Other ways may include finding a program and taking advantage of local community resources for exercises. Kelly emphasized that if a patient is unable to exercise alone and may need some guidance, programs can be beneficial to them.

“The other things are just seeing if they’re a good fit for a class, versus if they need that individualized program,” Kelly said. “[Also, whether they can] afford it as far as going to the gym, and some people hire a personal trainer or an exercise specialist through cancer with extra training. Other people may just need to get back into their old routine that worked for them.”

Kelly also encouraged patients with breast cancer to “make it fun” while exercising, as long as it’s safe.

“I would say make it fun [by doing] certain activities that can fit some of these [physical activity] requirements, [like skiing] or dancing,” she said. “But [they should] ask their doctor first because some people need precautions before they start exercising, especially if they’re new to exercising.”
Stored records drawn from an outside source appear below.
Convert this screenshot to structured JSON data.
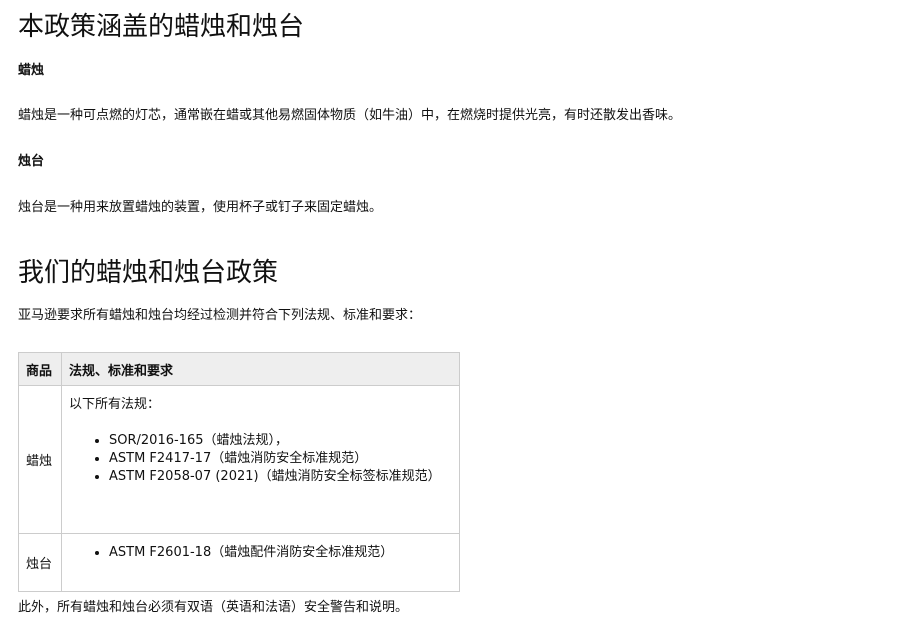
{
  "section1": {
    "title": "本政策涵盖的蜡烛和烛台",
    "candle_heading": "蜡烛",
    "candle_definition": "蜡烛是一种可点燃的灯芯，通常嵌在蜡或其他易燃固体物质（如牛油）中，在燃烧时提供光亮，有时还散发出香味。",
    "holder_heading": "烛台",
    "holder_definition": "烛台是一种用来放置蜡烛的装置，使用杯子或钉子来固定蜡烛。"
  },
  "section2": {
    "title": "我们的蜡烛和烛台政策",
    "intro": "亚马逊要求所有蜡烛和烛台均经过检测并符合下列法规、标准和要求：",
    "table": {
      "headers": [
        "商品",
        "法规、标准和要求"
      ],
      "rows": [
        {
          "product": "蜡烛",
          "intro": "以下所有法规：",
          "items": [
            "SOR/2016-165（蜡烛法规），",
            "ASTM F2417-17（蜡烛消防安全标准规范）",
            "ASTM F2058-07 (2021)（蜡烛消防安全标签标准规范）"
          ]
        },
        {
          "product": "烛台",
          "intro": "",
          "items": [
            "ASTM F2601-18（蜡烛配件消防安全标准规范）"
          ]
        }
      ]
    },
    "footer": "此外，所有蜡烛和烛台必须有双语（英语和法语）安全警告和说明。"
  }
}
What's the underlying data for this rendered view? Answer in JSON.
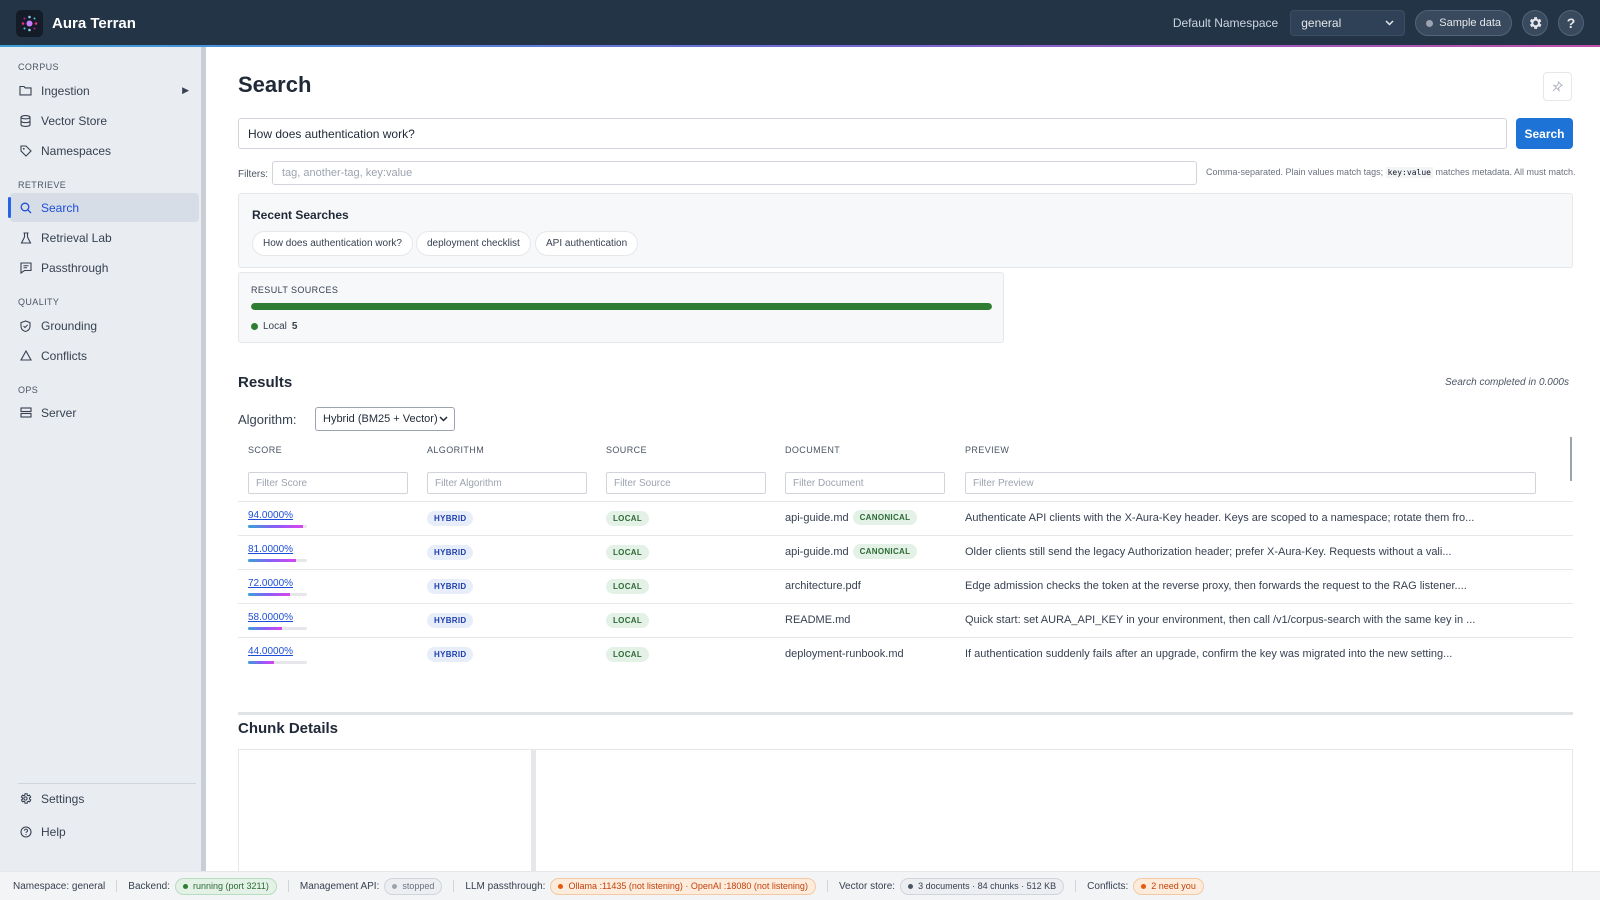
{
  "app": {
    "brand": "Aura Terran",
    "namespace_label": "Default Namespace",
    "namespace_value": "general",
    "sample_data_label": "Sample data",
    "help_label": "?"
  },
  "sidebar": {
    "sections": [
      {
        "title": "CORPUS"
      },
      {
        "title": "RETRIEVE"
      },
      {
        "title": "QUALITY"
      },
      {
        "title": "OPS"
      }
    ],
    "items": [
      {
        "label": "Ingestion",
        "icon": "folder-icon"
      },
      {
        "label": "Vector Store",
        "icon": "database-icon"
      },
      {
        "label": "Namespaces",
        "icon": "tag-icon"
      },
      {
        "label": "Search",
        "icon": "search-icon",
        "active": true
      },
      {
        "label": "Retrieval Lab",
        "icon": "flask-icon"
      },
      {
        "label": "Passthrough",
        "icon": "message-icon"
      },
      {
        "label": "Grounding",
        "icon": "shield-icon"
      },
      {
        "label": "Conflicts",
        "icon": "warning-icon"
      },
      {
        "label": "Server",
        "icon": "server-icon"
      }
    ],
    "footer": [
      {
        "label": "Settings",
        "icon": "gear-icon"
      },
      {
        "label": "Help",
        "icon": "help-icon"
      }
    ]
  },
  "main": {
    "title": "Search",
    "query": "How does authentication work?",
    "search_button": "Search",
    "filters_label": "Filters:",
    "filters_placeholder": "tag, another-tag, key:value",
    "filters_hint_pre": "Comma-separated. Plain values match tags;",
    "filters_hint_code": "key:value",
    "filters_hint_post": "matches metadata. All must match.",
    "recent_title": "Recent Searches",
    "recent": [
      "How does authentication work?",
      "deployment checklist",
      "API authentication"
    ],
    "sources_title": "RESULT SOURCES",
    "sources": [
      {
        "name": "Local",
        "count": "5",
        "fraction": 1.0,
        "color": "#2e7d32"
      }
    ],
    "results_title": "Results",
    "results_meta": "Search completed in 0.000s",
    "algorithm_label": "Algorithm:",
    "algorithm_value": "Hybrid (BM25 + Vector)",
    "columns": [
      "SCORE",
      "ALGORITHM",
      "SOURCE",
      "DOCUMENT",
      "PREVIEW"
    ],
    "column_filters": [
      "Filter Score",
      "Filter Algorithm",
      "Filter Source",
      "Filter Document",
      "Filter Preview"
    ],
    "rows": [
      {
        "score": "94.0000%",
        "score_fraction": 0.94,
        "algorithm": "HYBRID",
        "source": "LOCAL",
        "document": "api-guide.md",
        "canonical": "CANONICAL",
        "preview": "Authenticate API clients with the X-Aura-Key header. Keys are scoped to a namespace; rotate them fro..."
      },
      {
        "score": "81.0000%",
        "score_fraction": 0.81,
        "algorithm": "HYBRID",
        "source": "LOCAL",
        "document": "api-guide.md",
        "canonical": "CANONICAL",
        "preview": "Older clients still send the legacy Authorization header; prefer X-Aura-Key. Requests without a vali..."
      },
      {
        "score": "72.0000%",
        "score_fraction": 0.72,
        "algorithm": "HYBRID",
        "source": "LOCAL",
        "document": "architecture.pdf",
        "canonical": "",
        "preview": "Edge admission checks the token at the reverse proxy, then forwards the request to the RAG listener...."
      },
      {
        "score": "58.0000%",
        "score_fraction": 0.58,
        "algorithm": "HYBRID",
        "source": "LOCAL",
        "document": "README.md",
        "canonical": "",
        "preview": "Quick start: set AURA_API_KEY in your environment, then call /v1/corpus-search with the same key in ..."
      },
      {
        "score": "44.0000%",
        "score_fraction": 0.44,
        "algorithm": "HYBRID",
        "source": "LOCAL",
        "document": "deployment-runbook.md",
        "canonical": "",
        "preview": "If authentication suddenly fails after an upgrade, confirm the key was migrated into the new setting..."
      }
    ],
    "chunk_title": "Chunk Details"
  },
  "status": {
    "namespace": "Namespace: general",
    "backend_label": "Backend:",
    "backend_value": "running (port 3211)",
    "mgmt_label": "Management API:",
    "mgmt_value": "stopped",
    "llm_label": "LLM passthrough:",
    "llm_value": "Ollama :11435 (not listening) · OpenAI :18080 (not listening)",
    "vector_label": "Vector store:",
    "vector_value": "3 documents · 84 chunks · 512 KB",
    "conflicts_label": "Conflicts:",
    "conflicts_value": "2 need you"
  },
  "colors": {
    "topbar": "#243447",
    "accent": "#1d73d6",
    "local_green": "#2e7d32"
  }
}
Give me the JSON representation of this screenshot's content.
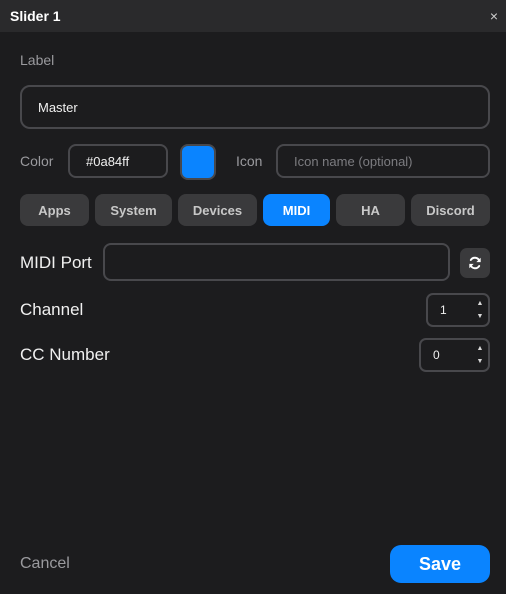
{
  "window": {
    "title": "Slider 1",
    "close_glyph": "×"
  },
  "label_field": {
    "caption": "Label",
    "value": "Master"
  },
  "color_field": {
    "caption": "Color",
    "value": "#0a84ff",
    "swatch_color": "#0a84ff"
  },
  "icon_field": {
    "caption": "Icon",
    "placeholder": "Icon name (optional)",
    "value": ""
  },
  "tabs": [
    {
      "label": "Apps",
      "active": false
    },
    {
      "label": "System",
      "active": false
    },
    {
      "label": "Devices",
      "active": false
    },
    {
      "label": "MIDI",
      "active": true
    },
    {
      "label": "HA",
      "active": false
    },
    {
      "label": "Discord",
      "active": false
    }
  ],
  "midi": {
    "port_label": "MIDI Port",
    "port_value": "",
    "refresh_icon": "refresh-icon",
    "channel_label": "Channel",
    "channel_value": "1",
    "cc_label": "CC Number",
    "cc_value": "0"
  },
  "footer": {
    "cancel_label": "Cancel",
    "save_label": "Save"
  }
}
Abu-Khalaf also noted that it’s important for patients and doctors to “weigh in” on safety.

“Within the context of having a diagnosis of metastatic breast cancer, it’s very important for the medical oncologists who are treating the patient to weigh in on the safety of being able to exercise depending on the type of exercise,” she added. “For women who have bone metastases, they have to be careful depending on where those bone metastases are and which bones are involved, to make sure that the type of activity or exercise is tailored to avoid putting high impact on an area that might be at a higher risk of fracture, for instance.”